To Ignatius With Love – A Culinary Tribute To ‘A Confederacy Of Dunces’ – Louisiana Eats – It’s New Orleans
John Kennedy Toole’s novel A Confederacy of Dunces is internationally revered for having captured the essence and eccentricity of New Orleans — and for introducing readers to its larger-than-life protagonist, Ignatius J. Reilly. On this week’s show, we take a culinary look between the pages of the book that, 35 years ago, was posthumously awarded the Pulitzer Prize for fiction.
We begin with Spud McConnell, well known for his portrayal of Ignatius on stage. The Gonzales-born actor has become so recognized for his embodiment of the role, that the statue of the portly protagonist, which is located on a sidewalk in front of the old D.H. Holmes building on Canal Street, was modeled after him.
Then, we speak with Cynthia LeJeune Nobles, who examines food as a character in the novel, compiling recipes for her gastronomical homage to Ignatius, A Confederacy of Dunces Cookbook. Cynthia spent 18 months engrossed in the novel, and much like Spud, developed a personal relationship with Ignatius and his world, jelly doughnuts and all.
From there, we venture through the street of the French Quarter to a Lucky Dog hot dog cart, which served as the setting for one of the most memorable — and gluttonous — moments in the novel. Lucky Dog’s owner, Jerry Strahan, is the author of Managing Ignatius: The Lunacy of Lucky Dogs and Life in the Quarter, and he discusses his iconic business and its legendary employees.

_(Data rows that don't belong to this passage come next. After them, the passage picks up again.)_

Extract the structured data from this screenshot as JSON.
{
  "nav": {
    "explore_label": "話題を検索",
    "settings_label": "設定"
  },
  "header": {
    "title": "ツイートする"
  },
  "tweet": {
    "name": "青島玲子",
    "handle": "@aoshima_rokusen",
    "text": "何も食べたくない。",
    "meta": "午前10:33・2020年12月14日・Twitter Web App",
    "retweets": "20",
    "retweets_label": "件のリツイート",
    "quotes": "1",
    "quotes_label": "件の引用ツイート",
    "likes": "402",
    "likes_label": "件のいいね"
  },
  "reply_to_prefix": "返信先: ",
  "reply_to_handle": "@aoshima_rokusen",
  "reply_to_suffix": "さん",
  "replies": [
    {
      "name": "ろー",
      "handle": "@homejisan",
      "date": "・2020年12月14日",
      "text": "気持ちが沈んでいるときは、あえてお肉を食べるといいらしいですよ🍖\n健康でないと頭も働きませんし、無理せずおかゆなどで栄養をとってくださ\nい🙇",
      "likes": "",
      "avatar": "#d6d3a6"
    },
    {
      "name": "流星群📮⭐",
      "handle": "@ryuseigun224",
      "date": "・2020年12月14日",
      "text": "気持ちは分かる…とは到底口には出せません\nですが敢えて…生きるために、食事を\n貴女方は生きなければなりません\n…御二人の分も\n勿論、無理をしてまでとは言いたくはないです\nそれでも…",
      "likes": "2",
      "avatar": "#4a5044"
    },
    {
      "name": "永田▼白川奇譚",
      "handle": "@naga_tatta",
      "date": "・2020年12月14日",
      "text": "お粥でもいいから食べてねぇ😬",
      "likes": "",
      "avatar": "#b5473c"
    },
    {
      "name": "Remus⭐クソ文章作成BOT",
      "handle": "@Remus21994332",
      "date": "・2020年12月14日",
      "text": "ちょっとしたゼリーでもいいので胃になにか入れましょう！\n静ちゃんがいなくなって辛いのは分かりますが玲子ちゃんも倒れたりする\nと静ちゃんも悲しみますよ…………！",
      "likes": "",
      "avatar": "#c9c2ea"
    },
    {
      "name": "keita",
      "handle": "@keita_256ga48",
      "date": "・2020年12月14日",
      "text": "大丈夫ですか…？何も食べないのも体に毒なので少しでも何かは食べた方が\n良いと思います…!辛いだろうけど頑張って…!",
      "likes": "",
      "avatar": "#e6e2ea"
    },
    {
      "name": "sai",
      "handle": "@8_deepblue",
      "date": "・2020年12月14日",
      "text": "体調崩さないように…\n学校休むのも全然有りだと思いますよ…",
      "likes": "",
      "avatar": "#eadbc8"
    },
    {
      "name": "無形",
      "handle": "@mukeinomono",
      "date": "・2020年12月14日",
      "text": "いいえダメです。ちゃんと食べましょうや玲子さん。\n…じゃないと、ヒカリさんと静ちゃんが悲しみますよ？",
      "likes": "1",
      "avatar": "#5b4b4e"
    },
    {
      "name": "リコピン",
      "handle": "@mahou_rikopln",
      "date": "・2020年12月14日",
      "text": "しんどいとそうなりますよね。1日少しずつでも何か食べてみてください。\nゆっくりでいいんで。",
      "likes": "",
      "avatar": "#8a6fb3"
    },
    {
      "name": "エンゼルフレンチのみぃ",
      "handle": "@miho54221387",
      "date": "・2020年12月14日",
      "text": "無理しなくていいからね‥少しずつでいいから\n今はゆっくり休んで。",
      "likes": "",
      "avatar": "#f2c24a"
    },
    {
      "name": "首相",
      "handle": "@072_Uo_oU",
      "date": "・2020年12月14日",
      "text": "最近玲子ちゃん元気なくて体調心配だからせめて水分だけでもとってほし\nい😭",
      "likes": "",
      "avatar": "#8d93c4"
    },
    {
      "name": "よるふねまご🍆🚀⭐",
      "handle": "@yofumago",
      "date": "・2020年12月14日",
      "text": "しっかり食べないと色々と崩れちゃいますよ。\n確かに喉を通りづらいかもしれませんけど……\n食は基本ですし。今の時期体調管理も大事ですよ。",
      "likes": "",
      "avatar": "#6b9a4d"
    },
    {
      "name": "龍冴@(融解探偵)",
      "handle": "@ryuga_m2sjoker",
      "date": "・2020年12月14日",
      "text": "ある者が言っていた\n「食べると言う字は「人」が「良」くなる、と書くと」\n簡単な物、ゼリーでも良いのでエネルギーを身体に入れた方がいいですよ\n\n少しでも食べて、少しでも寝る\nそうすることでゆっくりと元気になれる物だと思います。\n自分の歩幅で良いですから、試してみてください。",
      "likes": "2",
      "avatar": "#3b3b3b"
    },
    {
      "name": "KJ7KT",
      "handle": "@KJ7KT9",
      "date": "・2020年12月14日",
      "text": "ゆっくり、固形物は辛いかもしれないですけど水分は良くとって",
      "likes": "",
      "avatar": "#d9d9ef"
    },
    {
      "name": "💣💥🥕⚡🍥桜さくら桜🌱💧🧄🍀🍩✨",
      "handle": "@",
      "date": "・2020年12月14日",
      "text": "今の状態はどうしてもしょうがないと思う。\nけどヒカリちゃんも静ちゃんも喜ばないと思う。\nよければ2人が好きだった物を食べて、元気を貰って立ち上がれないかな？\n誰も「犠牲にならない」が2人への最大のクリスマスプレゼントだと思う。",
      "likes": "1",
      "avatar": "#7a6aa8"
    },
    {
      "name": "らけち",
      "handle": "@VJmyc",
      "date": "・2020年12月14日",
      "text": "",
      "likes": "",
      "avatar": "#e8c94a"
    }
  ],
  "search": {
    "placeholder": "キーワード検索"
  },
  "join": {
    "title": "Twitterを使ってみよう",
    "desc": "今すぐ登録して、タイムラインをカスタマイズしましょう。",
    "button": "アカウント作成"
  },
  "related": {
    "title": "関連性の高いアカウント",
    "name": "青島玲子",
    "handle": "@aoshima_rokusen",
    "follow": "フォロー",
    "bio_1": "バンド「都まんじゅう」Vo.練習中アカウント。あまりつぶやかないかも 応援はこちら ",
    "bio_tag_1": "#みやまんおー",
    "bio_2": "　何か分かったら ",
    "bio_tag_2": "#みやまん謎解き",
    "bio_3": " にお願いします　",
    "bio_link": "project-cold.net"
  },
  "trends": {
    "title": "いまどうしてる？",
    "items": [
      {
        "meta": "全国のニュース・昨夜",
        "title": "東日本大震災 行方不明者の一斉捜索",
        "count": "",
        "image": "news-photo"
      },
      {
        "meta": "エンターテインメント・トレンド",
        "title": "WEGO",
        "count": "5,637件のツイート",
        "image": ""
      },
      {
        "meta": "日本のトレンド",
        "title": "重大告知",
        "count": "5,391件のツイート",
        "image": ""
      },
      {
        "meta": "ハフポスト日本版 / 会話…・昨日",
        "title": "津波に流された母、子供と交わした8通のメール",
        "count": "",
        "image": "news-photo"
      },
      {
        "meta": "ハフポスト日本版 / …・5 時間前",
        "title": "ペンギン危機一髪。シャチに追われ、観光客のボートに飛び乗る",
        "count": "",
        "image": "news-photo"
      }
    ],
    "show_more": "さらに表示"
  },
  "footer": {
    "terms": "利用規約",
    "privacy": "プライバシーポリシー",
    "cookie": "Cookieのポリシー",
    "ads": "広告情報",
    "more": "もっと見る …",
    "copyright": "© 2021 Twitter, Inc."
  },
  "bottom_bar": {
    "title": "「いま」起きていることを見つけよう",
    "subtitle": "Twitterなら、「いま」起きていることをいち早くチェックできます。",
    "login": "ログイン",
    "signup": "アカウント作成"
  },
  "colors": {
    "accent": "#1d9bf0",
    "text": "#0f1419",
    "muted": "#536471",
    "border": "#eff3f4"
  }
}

Finally, we wash it all down with Ignatius’s favorite local soft drink: Dr. Nut! Having disappeared from grocery shelves decades ago, Dr. Nut is as enigmatic as Ignatius himself. Designer Phillip Collier, author of Making New Orleans, sheds some light on the mysterious Dr. Nut and provides us with an alcoholic version that he believes closely resembles the original recipe.
Fortuna’s wheel is spinning upward on this week’s Louisiana Eats!
“Hard” Dr. Nut Recipe
Combine 4 ounces of Amaretto and 2 ounces of regular Dr. Pepper and pour over ice. But don’t forget to watch your pyloric valve!